By Heather Ramsay-The bear hunt has started. From April 1 to June 30, black bears are open season on the islands. Although non-residents may still be hindered from hunting due to a complicated licensing issue, residents of BC are under no such limits.
Even though ending the bear hunt was included in the post-Island Spirit Rising Letter of Understanding between the province and the Council of the Haida Nation, the actual meaning of the this section of the document is still up for debate.
“There is no agreement, which means the bear hunt goes forward,” said Jose Villa-Arce, spokesperson for the province.
According to the April 22, 2005 document: “The parties will review options with respect to ending commercial and recreational bear hunting on Haida Gwaii.” But with two parties, there are two interpretations.
Mr. Villa-Arce says the government’s position is the two parties are willing to talk about the options for ending the bear hunt, to see what can be done.
“We are not agreeing to end the bear hunt, but looking at what are the approaches to doing that,” he said.
On the other hand, Mr. Villa-Arce said the Haida position is that the parties have agreed to end the hunt and will discuss how to do that.
Discussions took place in January and February, but the two parties have not formally returned to the topic.
“We’re focusing on the proposed protected areas and the protocol on consultation,” Mr. Villa-Arce said.
The commercial operator has done nothing wrong or improper within the confines of the licence, and therefore is entitled to continue, he added.
Mr.
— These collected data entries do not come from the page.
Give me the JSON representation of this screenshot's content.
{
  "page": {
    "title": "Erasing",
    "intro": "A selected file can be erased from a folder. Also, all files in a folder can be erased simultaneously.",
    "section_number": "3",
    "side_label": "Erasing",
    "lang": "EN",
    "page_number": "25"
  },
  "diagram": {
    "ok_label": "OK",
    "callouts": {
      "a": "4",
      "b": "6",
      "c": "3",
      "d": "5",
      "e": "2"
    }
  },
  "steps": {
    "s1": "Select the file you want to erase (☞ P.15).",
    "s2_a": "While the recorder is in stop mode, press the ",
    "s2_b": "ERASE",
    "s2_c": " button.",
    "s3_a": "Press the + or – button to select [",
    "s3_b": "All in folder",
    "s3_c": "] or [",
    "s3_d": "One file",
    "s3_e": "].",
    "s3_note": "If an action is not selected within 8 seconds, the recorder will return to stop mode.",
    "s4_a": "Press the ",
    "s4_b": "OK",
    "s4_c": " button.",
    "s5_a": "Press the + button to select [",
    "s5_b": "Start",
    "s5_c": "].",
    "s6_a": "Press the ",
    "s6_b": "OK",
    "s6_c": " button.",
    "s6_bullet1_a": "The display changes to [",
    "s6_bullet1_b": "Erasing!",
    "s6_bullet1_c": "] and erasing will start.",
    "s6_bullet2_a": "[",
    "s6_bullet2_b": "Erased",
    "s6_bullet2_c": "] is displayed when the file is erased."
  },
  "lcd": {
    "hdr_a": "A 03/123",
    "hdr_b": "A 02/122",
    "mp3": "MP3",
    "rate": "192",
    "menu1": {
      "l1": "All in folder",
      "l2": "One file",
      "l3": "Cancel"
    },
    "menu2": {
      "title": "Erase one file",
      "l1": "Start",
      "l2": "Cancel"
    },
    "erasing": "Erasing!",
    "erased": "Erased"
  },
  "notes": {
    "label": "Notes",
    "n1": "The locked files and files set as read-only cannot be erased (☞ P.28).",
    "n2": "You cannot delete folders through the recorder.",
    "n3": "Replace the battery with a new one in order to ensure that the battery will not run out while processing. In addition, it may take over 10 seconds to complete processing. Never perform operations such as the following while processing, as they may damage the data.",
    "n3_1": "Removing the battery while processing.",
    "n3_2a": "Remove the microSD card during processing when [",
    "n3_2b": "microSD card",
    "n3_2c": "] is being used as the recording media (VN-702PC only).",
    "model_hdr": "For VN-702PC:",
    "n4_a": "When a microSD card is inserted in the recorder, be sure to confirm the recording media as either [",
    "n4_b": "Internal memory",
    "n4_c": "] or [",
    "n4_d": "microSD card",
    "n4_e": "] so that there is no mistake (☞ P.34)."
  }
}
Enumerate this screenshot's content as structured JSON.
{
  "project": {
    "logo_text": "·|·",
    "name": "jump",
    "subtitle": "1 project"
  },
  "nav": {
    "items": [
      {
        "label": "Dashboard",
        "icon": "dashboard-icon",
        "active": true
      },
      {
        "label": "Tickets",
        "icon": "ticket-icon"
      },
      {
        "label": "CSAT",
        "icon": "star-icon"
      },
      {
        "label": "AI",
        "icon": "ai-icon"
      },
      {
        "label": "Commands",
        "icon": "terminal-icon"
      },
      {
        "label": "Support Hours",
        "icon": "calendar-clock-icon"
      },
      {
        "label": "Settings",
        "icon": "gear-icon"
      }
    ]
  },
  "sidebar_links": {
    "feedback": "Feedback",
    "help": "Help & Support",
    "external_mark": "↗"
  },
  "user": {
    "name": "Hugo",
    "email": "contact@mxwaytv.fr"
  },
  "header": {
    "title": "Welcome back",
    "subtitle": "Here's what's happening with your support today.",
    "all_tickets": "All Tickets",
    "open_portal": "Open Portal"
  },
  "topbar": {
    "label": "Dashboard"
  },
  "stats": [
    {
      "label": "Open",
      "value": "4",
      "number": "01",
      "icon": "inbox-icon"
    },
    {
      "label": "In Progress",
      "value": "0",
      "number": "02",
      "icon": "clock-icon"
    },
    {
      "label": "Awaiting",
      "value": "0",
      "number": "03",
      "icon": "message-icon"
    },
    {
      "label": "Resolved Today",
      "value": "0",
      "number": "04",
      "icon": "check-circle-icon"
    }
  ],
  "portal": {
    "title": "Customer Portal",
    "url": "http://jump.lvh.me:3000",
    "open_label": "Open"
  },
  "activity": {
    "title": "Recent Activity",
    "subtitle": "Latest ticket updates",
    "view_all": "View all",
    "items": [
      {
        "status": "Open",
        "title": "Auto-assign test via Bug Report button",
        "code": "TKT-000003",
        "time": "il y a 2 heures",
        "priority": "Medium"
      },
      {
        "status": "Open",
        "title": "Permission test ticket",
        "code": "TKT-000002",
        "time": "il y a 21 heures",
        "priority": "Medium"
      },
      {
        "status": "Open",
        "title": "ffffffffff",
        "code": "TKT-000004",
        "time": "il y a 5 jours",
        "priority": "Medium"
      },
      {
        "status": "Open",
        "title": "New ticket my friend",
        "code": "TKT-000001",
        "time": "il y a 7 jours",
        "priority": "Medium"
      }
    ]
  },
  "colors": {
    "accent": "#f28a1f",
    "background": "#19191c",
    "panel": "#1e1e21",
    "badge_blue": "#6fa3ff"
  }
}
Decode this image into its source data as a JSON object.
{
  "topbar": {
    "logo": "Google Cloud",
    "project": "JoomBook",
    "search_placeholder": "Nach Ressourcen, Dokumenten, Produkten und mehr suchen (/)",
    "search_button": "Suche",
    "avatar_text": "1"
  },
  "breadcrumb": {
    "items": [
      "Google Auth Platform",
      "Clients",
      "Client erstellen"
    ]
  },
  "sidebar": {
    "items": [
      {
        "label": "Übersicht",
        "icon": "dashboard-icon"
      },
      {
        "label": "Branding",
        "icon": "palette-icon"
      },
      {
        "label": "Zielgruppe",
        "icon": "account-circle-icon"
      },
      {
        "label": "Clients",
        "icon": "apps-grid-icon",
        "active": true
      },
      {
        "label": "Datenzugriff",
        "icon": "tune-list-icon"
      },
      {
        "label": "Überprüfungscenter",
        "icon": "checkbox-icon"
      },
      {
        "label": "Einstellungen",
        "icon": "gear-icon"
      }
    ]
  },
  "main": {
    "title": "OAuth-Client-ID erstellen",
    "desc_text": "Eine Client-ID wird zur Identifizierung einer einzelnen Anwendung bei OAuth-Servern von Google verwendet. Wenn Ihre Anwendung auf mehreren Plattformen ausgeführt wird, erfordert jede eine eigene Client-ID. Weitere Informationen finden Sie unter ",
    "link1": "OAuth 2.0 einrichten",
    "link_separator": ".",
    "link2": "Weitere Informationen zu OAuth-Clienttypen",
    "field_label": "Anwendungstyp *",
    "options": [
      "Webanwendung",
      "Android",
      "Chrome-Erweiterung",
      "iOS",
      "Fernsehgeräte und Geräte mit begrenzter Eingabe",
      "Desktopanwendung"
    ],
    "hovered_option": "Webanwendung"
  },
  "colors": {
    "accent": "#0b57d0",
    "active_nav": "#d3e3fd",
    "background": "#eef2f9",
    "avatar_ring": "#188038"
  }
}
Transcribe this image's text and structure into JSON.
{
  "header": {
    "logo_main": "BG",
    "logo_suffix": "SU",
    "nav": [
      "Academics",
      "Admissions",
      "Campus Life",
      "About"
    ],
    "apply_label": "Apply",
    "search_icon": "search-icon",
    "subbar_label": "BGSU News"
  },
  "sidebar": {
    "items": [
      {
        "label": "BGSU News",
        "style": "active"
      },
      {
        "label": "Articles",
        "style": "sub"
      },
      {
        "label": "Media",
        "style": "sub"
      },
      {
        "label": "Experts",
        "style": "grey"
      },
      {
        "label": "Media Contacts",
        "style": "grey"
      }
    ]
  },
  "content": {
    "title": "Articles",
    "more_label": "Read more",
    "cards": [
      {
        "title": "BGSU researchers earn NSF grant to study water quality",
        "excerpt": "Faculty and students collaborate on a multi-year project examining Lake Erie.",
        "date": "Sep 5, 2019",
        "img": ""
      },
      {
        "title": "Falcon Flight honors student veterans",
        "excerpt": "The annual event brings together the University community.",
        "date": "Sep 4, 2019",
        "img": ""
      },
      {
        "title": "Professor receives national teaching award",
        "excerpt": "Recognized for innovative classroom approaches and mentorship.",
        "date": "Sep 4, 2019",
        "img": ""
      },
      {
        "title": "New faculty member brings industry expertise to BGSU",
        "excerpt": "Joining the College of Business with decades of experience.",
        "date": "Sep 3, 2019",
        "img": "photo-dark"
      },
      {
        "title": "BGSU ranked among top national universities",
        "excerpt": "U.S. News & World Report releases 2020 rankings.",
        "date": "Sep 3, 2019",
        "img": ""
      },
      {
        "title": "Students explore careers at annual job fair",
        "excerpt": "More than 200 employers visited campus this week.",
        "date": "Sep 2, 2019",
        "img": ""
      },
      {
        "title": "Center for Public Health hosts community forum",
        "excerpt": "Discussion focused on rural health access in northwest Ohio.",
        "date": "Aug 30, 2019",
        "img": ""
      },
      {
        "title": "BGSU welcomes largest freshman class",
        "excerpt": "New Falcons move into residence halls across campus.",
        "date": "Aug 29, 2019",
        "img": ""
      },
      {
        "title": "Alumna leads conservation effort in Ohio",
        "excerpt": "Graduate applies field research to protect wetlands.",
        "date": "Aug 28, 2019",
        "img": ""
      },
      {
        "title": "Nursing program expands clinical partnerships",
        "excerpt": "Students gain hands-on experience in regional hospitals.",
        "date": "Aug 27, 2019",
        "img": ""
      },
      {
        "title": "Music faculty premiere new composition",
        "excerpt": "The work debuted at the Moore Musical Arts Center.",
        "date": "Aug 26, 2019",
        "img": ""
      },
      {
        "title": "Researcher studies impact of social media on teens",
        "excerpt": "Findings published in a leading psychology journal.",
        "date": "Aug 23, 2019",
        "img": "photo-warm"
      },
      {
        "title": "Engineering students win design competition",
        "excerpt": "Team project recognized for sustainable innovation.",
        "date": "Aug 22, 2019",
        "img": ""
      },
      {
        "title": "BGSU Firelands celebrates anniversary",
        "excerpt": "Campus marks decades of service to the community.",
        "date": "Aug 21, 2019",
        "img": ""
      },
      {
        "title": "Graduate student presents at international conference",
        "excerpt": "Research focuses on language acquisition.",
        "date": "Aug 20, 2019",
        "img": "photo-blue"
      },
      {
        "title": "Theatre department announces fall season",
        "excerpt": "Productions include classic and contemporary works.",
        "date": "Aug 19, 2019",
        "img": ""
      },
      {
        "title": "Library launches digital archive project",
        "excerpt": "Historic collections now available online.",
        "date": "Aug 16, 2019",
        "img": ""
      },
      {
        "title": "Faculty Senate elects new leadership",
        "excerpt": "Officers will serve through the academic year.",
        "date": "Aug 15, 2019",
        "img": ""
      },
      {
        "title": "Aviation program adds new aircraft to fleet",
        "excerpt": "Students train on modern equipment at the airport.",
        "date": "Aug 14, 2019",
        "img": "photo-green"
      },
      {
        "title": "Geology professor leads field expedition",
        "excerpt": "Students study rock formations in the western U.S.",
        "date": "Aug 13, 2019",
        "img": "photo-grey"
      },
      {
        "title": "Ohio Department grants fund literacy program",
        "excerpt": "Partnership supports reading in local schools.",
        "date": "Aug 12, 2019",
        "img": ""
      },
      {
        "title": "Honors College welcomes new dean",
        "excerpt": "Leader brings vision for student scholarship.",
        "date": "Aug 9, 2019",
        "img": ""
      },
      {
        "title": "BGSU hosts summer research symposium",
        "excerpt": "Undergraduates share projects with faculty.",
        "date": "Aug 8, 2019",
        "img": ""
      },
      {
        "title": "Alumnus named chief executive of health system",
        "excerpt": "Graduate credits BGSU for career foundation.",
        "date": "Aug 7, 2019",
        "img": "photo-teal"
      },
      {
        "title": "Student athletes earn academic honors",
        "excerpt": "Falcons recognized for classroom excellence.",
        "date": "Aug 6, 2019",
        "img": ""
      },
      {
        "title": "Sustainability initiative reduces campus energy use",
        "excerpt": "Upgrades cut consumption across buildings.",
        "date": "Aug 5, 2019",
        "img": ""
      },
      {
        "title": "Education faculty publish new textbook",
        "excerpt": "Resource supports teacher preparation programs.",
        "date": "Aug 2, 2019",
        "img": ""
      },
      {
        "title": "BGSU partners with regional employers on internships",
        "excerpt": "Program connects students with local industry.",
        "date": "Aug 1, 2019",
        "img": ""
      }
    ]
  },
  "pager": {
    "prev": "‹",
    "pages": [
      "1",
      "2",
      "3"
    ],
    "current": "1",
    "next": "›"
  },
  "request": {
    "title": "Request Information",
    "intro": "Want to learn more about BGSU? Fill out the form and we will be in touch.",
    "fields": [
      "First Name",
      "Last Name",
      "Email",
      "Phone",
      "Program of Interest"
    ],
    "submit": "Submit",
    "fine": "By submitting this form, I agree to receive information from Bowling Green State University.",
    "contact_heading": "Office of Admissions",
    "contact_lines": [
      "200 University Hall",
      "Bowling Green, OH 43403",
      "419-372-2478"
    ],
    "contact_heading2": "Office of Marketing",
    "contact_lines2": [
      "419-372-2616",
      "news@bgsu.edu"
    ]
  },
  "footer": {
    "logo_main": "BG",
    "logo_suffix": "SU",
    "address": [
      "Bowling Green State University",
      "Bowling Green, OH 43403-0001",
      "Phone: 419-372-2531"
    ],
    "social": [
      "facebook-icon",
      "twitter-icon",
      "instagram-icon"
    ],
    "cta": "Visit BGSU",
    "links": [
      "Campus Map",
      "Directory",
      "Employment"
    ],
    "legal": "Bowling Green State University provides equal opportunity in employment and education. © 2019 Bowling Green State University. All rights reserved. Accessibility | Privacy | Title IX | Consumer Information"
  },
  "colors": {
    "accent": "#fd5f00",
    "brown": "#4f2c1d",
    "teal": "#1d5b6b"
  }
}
Villa-Arce said there is also no evidence the population is in jeopardy.
But locally, the Friends of Taan are concerned that more than 1,000 black bears have been killed on Haida Gwaii since 1977. This group of citizens have put up anti-bear hunting signs and have a new website at bearshaidagwaii.net.
They want the province to respect a decade-old CHN resolution calling for an end to the recreational hunt.
The website lists Port Clements resident Brock Storry as the owner of the bear hunting licence and includes a direct link to email him, the guide outfitter Prophet Muskwa, head negotiator Geoff Plant and the premier with any concerns.
But a phone call to Mr. Storry revealed that he does not own the licence, even though it is in his name.
Mr. Storry said he agreed to hold the licence for Kevin Olmstead, the owner of Prophet Muskwa, based at the Tlell River House, when he first worked for the outfitter. He said the Olmsteads already held a licence in another region of BC, and outfitters are not allowed to hold more than one bear licence in the province.
When he quit his job there, he signed the rights and management of the licence to Mr. Olmstead. He would like to see the licence transferred to someone else’s name and doesn’t understand why that hasn’t happened yet.
“I came to my senses and decided not to be a part of that,” said Mr. Storry.
Mr. Storry said he called the Ministry of the Environment to ensure he is no longer legally responsible for the licence and they confirmed “everything is on the up and up.” Still he has heard the negotiations between the province and the Haida are holding up the transfer of the licence to another name.
Neither CHN president Guujaaw nor Kevin Olmstead were available for comment by deadline.